Allah Tidak Bermain-main

Bismillah. Wa billahi nasta’iinu.

Di dalam al-Qur’an Allah berfirman (yang artinya), “Dan tidaklah Kami ciptakan langit dan bumi hanya untuk bermain-main.” (ad-Dukhan : 38)

Mengenai ayat ini, Syaikh as-Sa’di rahimahullah menjelaskan : Allah ta’ala memberitakan tentang kesempurnaan qudrah-Nya dan kesempurnaan hikmah-Nya; bahwa Allah tidaklah menciptakan langit dan bumi sekedar untuk bermain-main, kesia-siaan dan tanpa tujuan/faidah. Bahkan Allah menciptakan keduanya dengan tujuan yang benar. Maksudnya penciptaan langit dan bumi dilandasi dengan kebenaran dan penciptaannya pun mengandung kebenaran. Allah menciptakan langit dan bumi supaya mereka (manusia) menyembah Allah semata tanpa ada sekutu. Allah ciptakan itu semua untuk memerintahkan para hamba, melarang mereka dan memberikan ganjaran pahala serta hukuman untuk pelakunya (lihat Taisir al-Karim ar-Rahman, hal. 774)

Allah berfirman (yang artinya), “Apakah manusia mengira bahwa dia akan ditinggalkan begitu saja/dalam keadaan sia-sia.” (al-Qiyamah : 36)

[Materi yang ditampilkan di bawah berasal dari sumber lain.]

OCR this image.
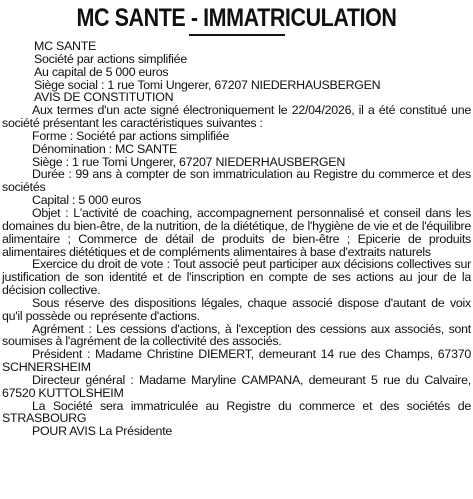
MC SANTE - IMMATRICULATION
MC SANTE
Société par actions simplifiée
Au capital de 5 000 euros
Siège social : 1 rue Tomi Ungerer, 67207 NIEDERHAUSBERGEN
AVIS DE CONSTITUTION

Aux termes d'un acte signé électroniquement le 22/04/2026, il a été constitué une société présentant les caractéristiques suivantes :

Forme : Société par actions simplifiée

Dénomination : MC SANTE

Siège : 1 rue Tomi Ungerer, 67207 NIEDERHAUSBERGEN

Durée : 99 ans à compter de son immatriculation au Registre du commerce et des sociétés

Capital : 5 000 euros

Objet : L'activité de coaching, accompagnement personnalisé et conseil dans les domaines du bien-être, de la nutrition, de la diététique, de l'hygiène de vie et de l'équilibre alimentaire ; Commerce de détail de produits de bien-être ; Epicerie de produits alimentaires diététiques et de compléments alimentaires à base d'extraits naturels

Exercice du droit de vote : Tout associé peut participer aux décisions collectives sur justification de son identité et de l'inscription en compte de ses actions au jour de la décision collective.

Sous réserve des dispositions légales, chaque associé dispose d'autant de voix qu'il possède ou représente d'actions.

Agrément : Les cessions d'actions, à l'exception des cessions aux associés, sont soumises à l'agrément de la collectivité des associés.

Président : Madame Christine DIEMERT, demeurant 14 rue des Champs, 67370 SCHNERSHEIM

Directeur général : Madame Maryline CAMPANA, demeurant 5 rue du Calvaire, 67520 KUTTOLSHEIM

La Société sera immatriculée au Registre du commerce et des sociétés de STRASBOURG

POUR AVIS La Présidente
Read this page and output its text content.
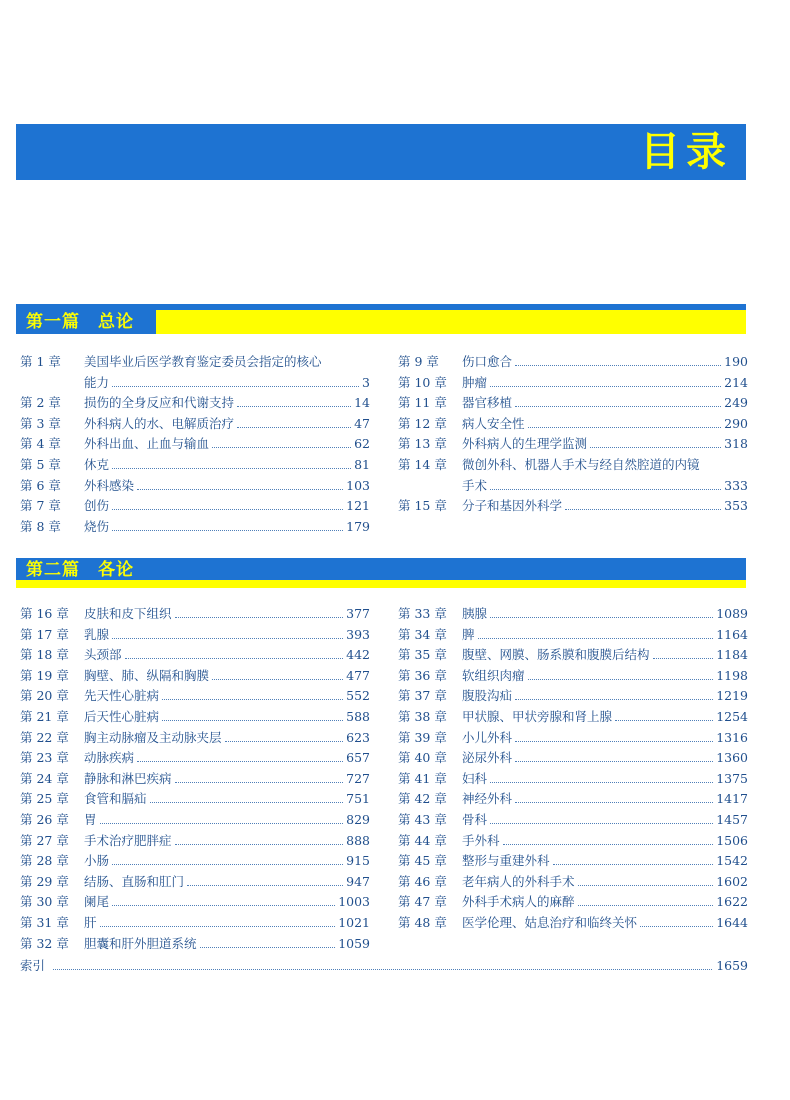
目录
第一篇　总论
第 1 章	美国毕业后医学教育鉴定委员会指定的核心
能力	3
第 2 章	损伤的全身反应和代谢支持	14
第 3 章	外科病人的水、电解质治疗	47
第 4 章	外科出血、止血与输血	62
第 5 章	休克	81
第 6 章	外科感染	103
第 7 章	创伤	121
第 8 章	烧伤	179
第 9 章	伤口愈合	190
第 10 章	肿瘤	214
第 11 章	器官移植	249
第 12 章	病人安全性	290
第 13 章	外科病人的生理学监测	318
第 14 章	微创外科、机器人手术与经自然腔道的内镜
手术	333
第 15 章	分子和基因外科学	353
第二篇　各论
第 16 章	皮肤和皮下组织	377
第 17 章	乳腺	393
第 18 章	头颈部	442
第 19 章	胸壁、肺、纵隔和胸膜	477
第 20 章	先天性心脏病	552
第 21 章	后天性心脏病	588
第 22 章	胸主动脉瘤及主动脉夹层	623
第 23 章	动脉疾病	657
第 24 章	静脉和淋巴疾病	727
第 25 章	食管和膈疝	751
第 26 章	胃	829
第 27 章	手术治疗肥胖症	888
第 28 章	小肠	915
第 29 章	结肠、直肠和肛门	947
第 30 章	阑尾	1003
第 31 章	肝	1021
第 32 章	胆囊和肝外胆道系统	1059
第 33 章	胰腺	1089
第 34 章	脾	1164
第 35 章	腹壁、网膜、肠系膜和腹膜后结构	1184
第 36 章	软组织肉瘤	1198
第 37 章	腹股沟疝	1219
第 38 章	甲状腺、甲状旁腺和肾上腺	1254
第 39 章	小儿外科	1316
第 40 章	泌尿外科	1360
第 41 章	妇科	1375
第 42 章	神经外科	1417
第 43 章	骨科	1457
第 44 章	手外科	1506
第 45 章	整形与重建外科	1542
第 46 章	老年病人的外科手术	1602
第 47 章	外科手术病人的麻醉	1622
第 48 章	医学伦理、姑息治疗和临终关怀	1644
索引	1659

Imam Syafi’i rahimahullah menafsirkan bahwa yang dimaksud sia-sia adalah tidak diperintah dan tidak dilarang. Diriwayatkan oleh Abdu bin Humaid (lihat Fath al-Majid hal. 42)

Allah berfirman (yang artinya), “Dan tidaklah Aku ciptakan jin dan manusia melainkan supaya mereka beribadah kepada-Ku.” (adz-Dzariyat : 56)

Syaikhul Islam rahimahullah mengatakan : Ibadah adalah taat kepada Allah dengan melaksanakan perintah Allah yang telah disampaikan melalui lisan para rasul (lihat Fath al-Majid, hal. 41)

Ibnu Katsir rahimahullah berkata : Beribadah kepada Allah adalah melakukan perintah dan meninggalkan larangan. Itulah hakikat agama Islam. Karena makna islam adalah pasrah kepada Allah yang mengandung puncak ketundukan, perendahan diri dan kepatuhan (lihat Fath al-Majid, hal. 42)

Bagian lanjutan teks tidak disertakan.